On the other hand, there are plenty of processes that require judgment. HR needs to assess whether their policies are helping to advance the fundamental goals of the organization: generating profitable revenue from the manufacture and sale of widgets. This is difficult. How do they avoid conflating their actions with those of other players? How will they know that they are being effective or not?
When HR tells us that we need to put in place policies that consider diversity, equity, and inclusion, they render an expert judgment.
The rational argument for diversity in hiring is straightforward. The firm can attract a better-quality workforce as a whole if it tries to address some historical biases that have distorted the hiring process pejoratively. Bringing in people with different perspectives can lead to better decisions or better performance. Cynically, it may be cheaper to hire people who the market discounts because of race or disability or whatever.
If we do that rationally, then we will consider the tradeoffs. The firm may increase its hiring of these historically disadvantaged groups to the point where the tradeoffs balance. They’ll shift the employment mix until the marginal benefits of doing so start to decrease even as the marginal cost goes up due to a more competitive, broader market, say if everyone starts getting the idea to hire more broadly.
Of course, if the purpose of this is moral, then there is no limit. We can convince ourselves that people from these groups carry a built-in nobility that makes them superior to mainstream candidates. Then there are no tradeoffs. It’s the proverbial free lunch. Even more so if we convince ourselves that people from the mainstream are flawed just by being from the mainstream.
It devolves into the corner solution in which we only hire people who tick certain boxes.
We end up discriminating on the basis of race or gender or disability if we lose sight of the fundamental objective: generating profitable revenue from the manufacturing and sale of widgets.
We can subvert the fundamental objective and replace it with a new one: hiring as many diverse people as possible into lucrative positions. This can happen if people assume that the profitable revenue will continue no matter what we decide to do. This can happen if people ignore the tradeoffs inherent in life.
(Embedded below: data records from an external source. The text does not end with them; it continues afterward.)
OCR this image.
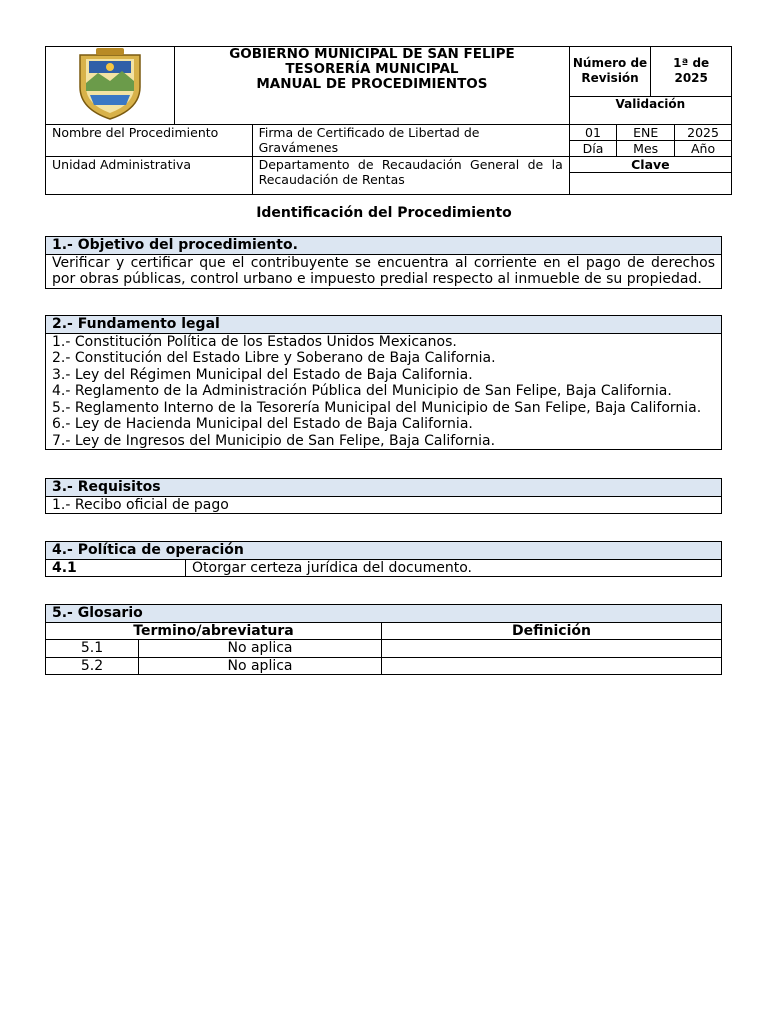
GOBIERNO MUNICIPAL DE SAN FELIPE
TESORERÍA MUNICIPAL
MANUAL DE PROCEDIMIENTOS		Número de Revisión		1ª de 2025	
			Validación			
Nombre del Procedimiento		Firma de Certificado de Libertad de Gravámenes	01	ENE		2025
			Día	Mes		Año
Unidad Administrativa		Departamento de Recaudación General de la Recaudación de Rentas	Clave			

Identificación del Procedimiento
1.- Objetivo del procedimiento.
Verificar y certificar que el contribuyente se encuentra al corriente en el pago de derechos por obras públicas, control urbano e impuesto predial respecto al inmueble de su propiedad.
2.- Fundamento legal

1.- Constitución Política de los Estados Unidos Mexicanos.
2.- Constitución del Estado Libre y Soberano de Baja California.
3.- Ley del Régimen Municipal del Estado de Baja California.
4.- Reglamento de la Administración Pública del Municipio de San Felipe, Baja California.
5.- Reglamento Interno de la Tesorería Municipal del Municipio de San Felipe, Baja California.
6.- Ley de Hacienda Municipal del Estado de Baja California.
7.- Ley de Ingresos del Municipio de San Felipe, Baja California.
3.- Requisitos
1.- Recibo oficial de pago
4.- Política de operación
4.1	Otorgar certeza jurídica del documento.
5.- Glosario		
Termino/abreviatura		Definición
5.1	No aplica	
5.2	No aplica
Friedman’s point is that useless work drives out useful work because people in positions of fractal power start to make decisions as if tradeoffs do not exist. That is the bureaucratic tipping point.
It’s like piling grains of sand onto a pile. They have no immediate impact. Drip, drip, drip and nothing happens. Until suddenly, the pile of sand starts to collapse chaotically.
This is even truer today in a world in which disruption seems to lurk around every corner from technology, geopolitics, or other forms of instability.
As investors or observers, we want to watch out for these signs of dripping sand. They are the signs of internal rot, of corruption of the database, of sclerotic buildup around the key organs.
My theory is that they are more likely to bubble up in times of perceived wealth and comfort. They are luxuries we cannot afford.
You’ll know people are worried about resources when they pay attention to tradeoffs again. Look for the companies that are throwing out their allegiance to prior climate change initiatives that seem divorced from commercial reality or organizations losing their fealty to DEI. Those are the incipient signs of turnaround in that they indicate a re-cognition of the tradeoff.